Die musikalische Verwandschaft zum Nachbarn Mali und hier insbesondere Ali Farka Toure ist durchaus vorhanden, dennoch haben Mamar Kassey, die sich nach einem Songhai Krieger benannt haben, ihren ganz eigen Stil entwickelt und setzen weit mehr auf vertrackte Rhythmen und weniger auf Blues als dies bei Toure der Fall ist. Dazu kommen hier und da auch nordafrikanische und arabische Einflüsse zum Vorschein.
Produziert wurde dieses außergewöhnliche Album tatsächlich in einem Mobilstudio in Niamey, was man in Anbetracht der guten Qualität der Aufnahme, die auf Produktionsbombast glücklicherweise vollkommen verzichtet, kaum glauben mag.

(World Village /2000)

Donnerstag, 1. Juni 2006

Cheikh Lô - Lamp Fall

Der Titel dieses dritten Albums des senegalesischen Sängers und Multiinstrumentalisten ist nicht etwa englisch sondern der Name eines 100-jährigen Priesters einer islamischen Sekte, der mouridistischen Bruderschaft, der Lô ebenfalls angehört.
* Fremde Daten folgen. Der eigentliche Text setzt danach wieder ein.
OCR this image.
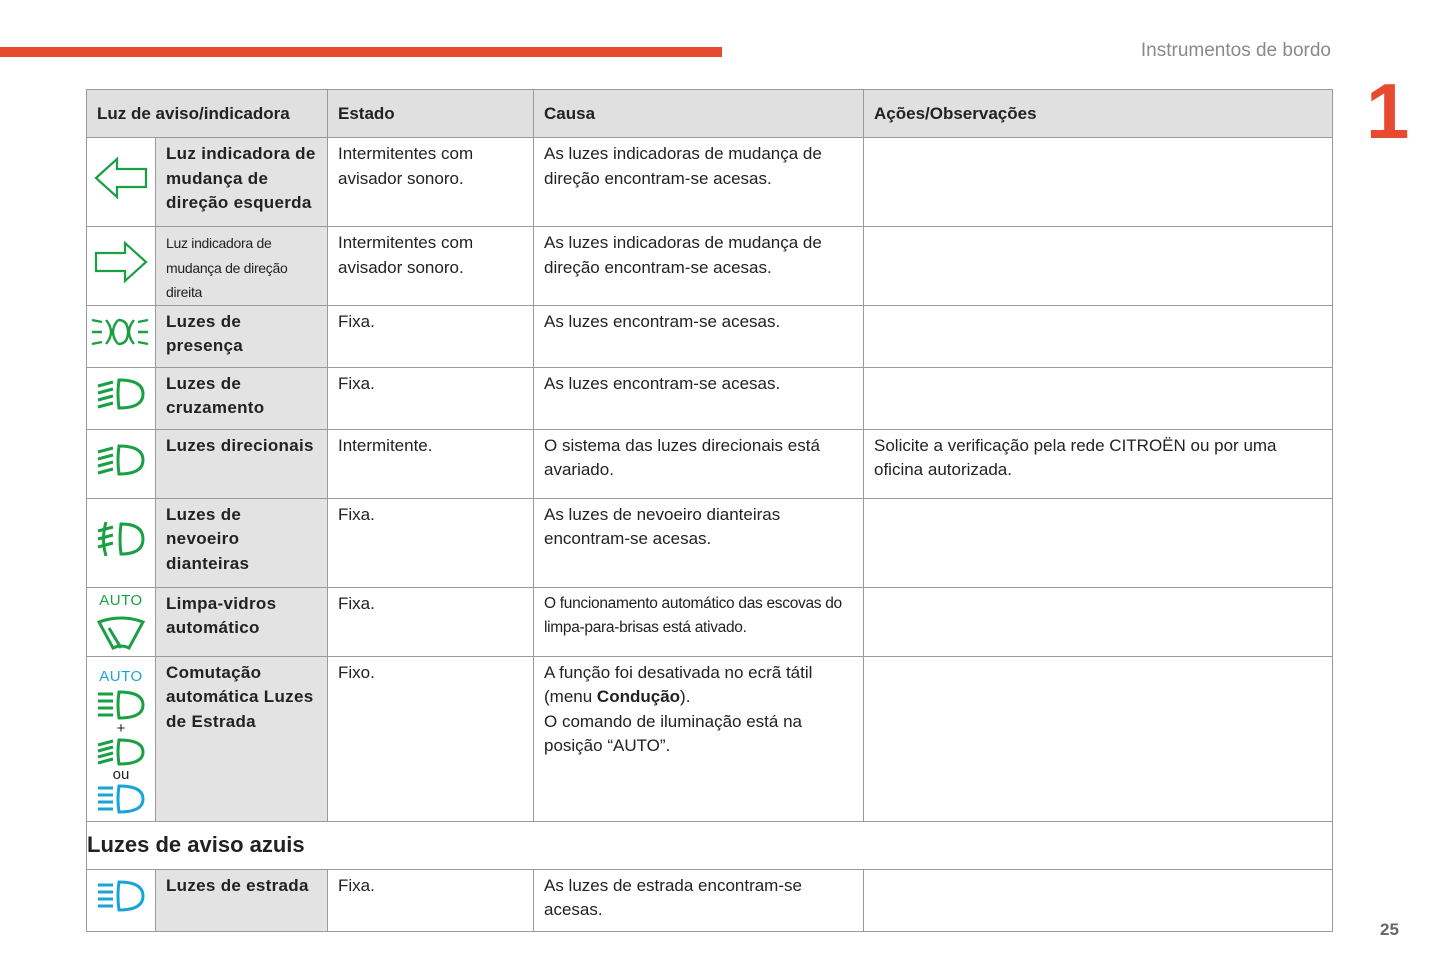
Instrumentos de bordo
1
25
Luz de aviso/indicadora		Estado	Causa	Ações/Observações
	Luz indicadora de mudança de direção esquerda	Intermitentes com avisador sonoro.	As luzes indicadoras de mudança de direção encontram-se acesas.	
	Luz indicadora de mudança de direção direita	Intermitentes com avisador sonoro.	As luzes indicadoras de mudança de direção encontram-se acesas.	
	Luzes de presença	Fixa.	As luzes encontram-se acesas.	
	Luzes de cruzamento	Fixa.	As luzes encontram-se acesas.	
	Luzes direcionais	Intermitente.	O sistema das luzes direcionais está avariado.	Solicite a verificação pela rede CITROËN ou por uma oficina autorizada.
	Luzes de nevoeiro dianteiras	Fixa.	As luzes de nevoeiro dianteiras encontram-se acesas.	

AUTO	Limpa-vidros automático	Fixa.	O funcionamento automático das escovas do limpa-para-brisas está ativado.	

AUTO
+
ou	Comutação automática Luzes de Estrada	Fixo.	A função foi desativada no ecrã tátil (menu Condução).
O comando de iluminação está na posição “AUTO”.	
Luzes de aviso azuis				
	Luzes de estrada	Fixa.	As luzes de estrada encontram-se acesas.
Einer seiner größten Bewunderer ist übrigens kein Geringerer als Youssou N'Dour, der seinerzeit auch sein Debütalbum 'Ne le thiass' aus dem Jahr 1997 produziert hat und sogar mit ihm auf Tour ging um bewusst in der zweiten Reihe zu stehen. Dadurch erlangte Lô, der schon in den 80er Jahren in Eigenregie Kassetten aufnahm, um sie in den Straßen Dakars zu verkaufen, einen größeren Bekanntheitsgrad und bekam als bester Newcomer einen Kora Award, Afrikas höchste Musikauszeichnung.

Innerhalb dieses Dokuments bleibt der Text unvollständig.